朝、職場の駐車場に着くと、車の中でしばらくひきこもる。
とりわけ月曜日の朝はひきこもりの必要性が極めて大きい。
駐車場の端にある生垣に向かって車をとめて座席を倒し、
木の枝が揺れているのや
雲が動いていくのや
鳥や蝶が飛んでいるのや、
そんなものを見ながら、これから社会生活が始まるということに対して、最後の抵抗を試みる。
そして、頭の中に自分だけの世界を抱えながら、駐車場を横切り、職場の玄関に向かって歩いていく。

今日はこんなことを考えた。


みんな自分にとって大切なものや、目標だとか夢だとかを持って、一生懸命生きているわけだけれど、すべてはたんなる思い込みに過ぎないんだよな。思い込みというか幻想というか、とにかく、酒を飲んで楽しくしていた後に急に酔いが覚めてしまうような感じで、すべての大切なものがどうでもよくなり、すべての目標がどうでもよくなり、すべての欲望がどうでもよくなったら、それが本当のこの世界なのではないだろうか。すべての欲望がそんなふうに幻でしかないなら、みんな、それに気づかないように、綱渡りみたいにそろそろと生きなければいけないな。
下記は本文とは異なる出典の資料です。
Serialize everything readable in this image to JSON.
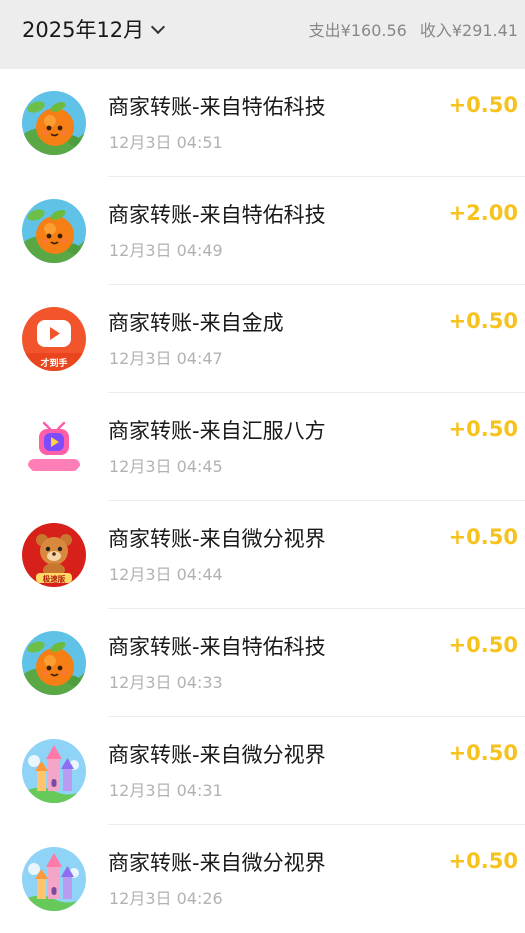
{
  "header": {
    "month": "2025年12月",
    "expense_label": "支出¥160.56",
    "income_label": "收入¥291.41"
  },
  "transactions": [
    {
      "title": "商家转账-来自特佑科技",
      "time": "12月3日 04:51",
      "amount": "+0.50",
      "icon": "orange-fruit-icon"
    },
    {
      "title": "商家转账-来自特佑科技",
      "time": "12月3日 04:49",
      "amount": "+2.00",
      "icon": "orange-fruit-icon"
    },
    {
      "title": "商家转账-来自金成",
      "time": "12月3日 04:47",
      "amount": "+0.50",
      "icon": "video-play-icon",
      "badge": "才到手"
    },
    {
      "title": "商家转账-来自汇服八方",
      "time": "12月3日 04:45",
      "amount": "+0.50",
      "icon": "tv-play-icon"
    },
    {
      "title": "商家转账-来自微分视界",
      "time": "12月3日 04:44",
      "amount": "+0.50",
      "icon": "bear-mascot-icon",
      "badge": "极速版"
    },
    {
      "title": "商家转账-来自特佑科技",
      "time": "12月3日 04:33",
      "amount": "+0.50",
      "icon": "orange-fruit-icon"
    },
    {
      "title": "商家转账-来自微分视界",
      "time": "12月3日 04:31",
      "amount": "+0.50",
      "icon": "castle-icon"
    },
    {
      "title": "商家转账-来自微分视界",
      "time": "12月3日 04:26",
      "amount": "+0.50",
      "icon": "castle-icon"
    }
  ],
  "colors": {
    "amount": "#f8c21c",
    "header_bg": "#ededed",
    "title_text": "#191919",
    "time_text": "#b2b2b2"
  }
}
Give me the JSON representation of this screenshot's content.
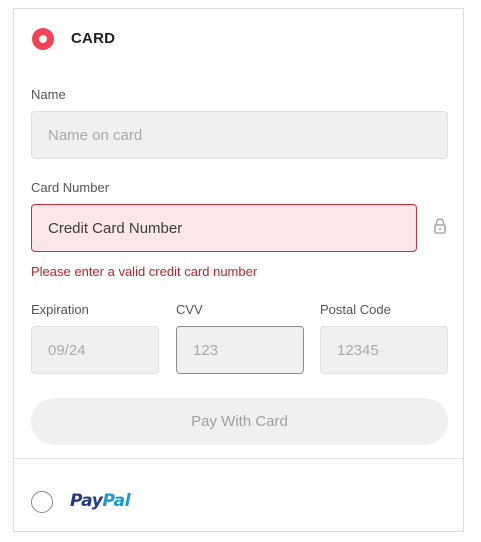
{
  "card": {
    "title": "CARD",
    "name": {
      "label": "Name",
      "placeholder": "Name on card"
    },
    "card_number": {
      "label": "Card Number",
      "placeholder": "Credit Card Number",
      "error": "Please enter a valid credit card number"
    },
    "expiration": {
      "label": "Expiration",
      "placeholder": "09/24"
    },
    "cvv": {
      "label": "CVV",
      "placeholder": "123"
    },
    "postal": {
      "label": "Postal Code",
      "placeholder": "12345"
    },
    "pay_button": "Pay With Card",
    "selected": true
  },
  "paypal": {
    "logo_part1": "Pay",
    "logo_part2": "Pal",
    "selected": false
  },
  "colors": {
    "accent": "#f44254",
    "error": "#c2202f",
    "paypal_dark": "#253b80",
    "paypal_light": "#179bd7"
  },
  "icons": {
    "lock": "lock-icon"
  }
}
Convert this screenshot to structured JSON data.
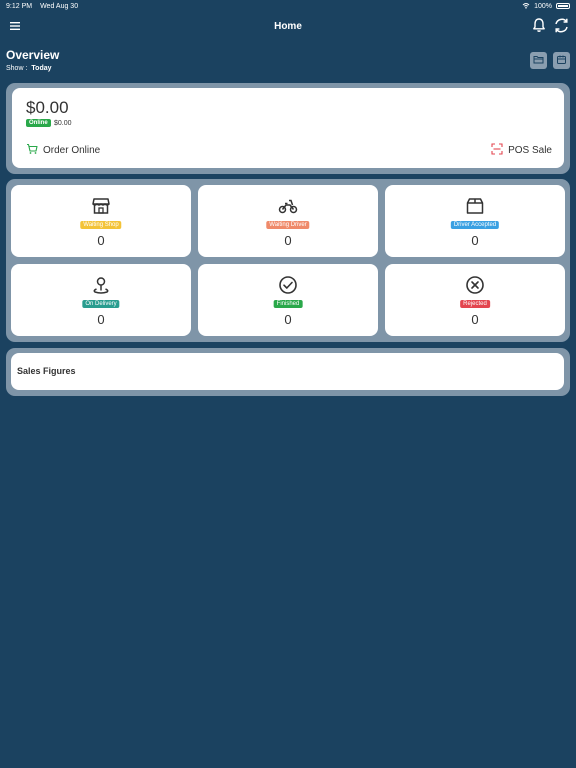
{
  "status_bar": {
    "time": "9:12 PM",
    "date": "Wed Aug 30",
    "battery": "100%"
  },
  "header": {
    "title": "Home"
  },
  "overview": {
    "title": "Overview",
    "show_label": "Show :",
    "show_value": "Today"
  },
  "balance": {
    "amount": "$0.00",
    "online_label": "Online",
    "online_value": "$0.00"
  },
  "actions": {
    "order_online": "Order Online",
    "pos_sale": "POS Sale"
  },
  "stats": [
    {
      "label": "Waiting Shop",
      "count": "0",
      "badge_color": "#f3c338",
      "icon": "shop-icon"
    },
    {
      "label": "Waiting Driver",
      "count": "0",
      "badge_color": "#ef8a6a",
      "icon": "motorbike-icon"
    },
    {
      "label": "Driver Accepted",
      "count": "0",
      "badge_color": "#3aa0e2",
      "icon": "box-icon"
    },
    {
      "label": "On Delivery",
      "count": "0",
      "badge_color": "#2a9d8f",
      "icon": "location-pin-icon"
    },
    {
      "label": "Finished",
      "count": "0",
      "badge_color": "#2aa84a",
      "icon": "check-circle-icon"
    },
    {
      "label": "Rejected",
      "count": "0",
      "badge_color": "#e3454f",
      "icon": "x-circle-icon"
    }
  ],
  "sales": {
    "title": "Sales Figures"
  }
}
もし、すべては幻想だと気づいてしまったら、一気にすべてがどうでもよくなり、それからどうやって、何を手がかりに生きていけばいいか分からなくなってしまう。でも、人によってはおそらくうすうすは(あるいははっきりと)それに気づいていて、どうでもいいからめちゃくちゃなことをやってしまったり、本当の世界から目をそらすために酒や薬に溺れたりしているのだろうか。


とか考えながら、職場の自分の席に着く頃には、まったく社会に巻き込まれてしまって、目の前の仕事をするのに精一杯だ。
すべての欲望は幻想だとか、考える余裕はなくて、こんなふうにしてぼくらは精神の健康を保っているのかもしれない。
仕事は現実から目をそらすためのドラッグである。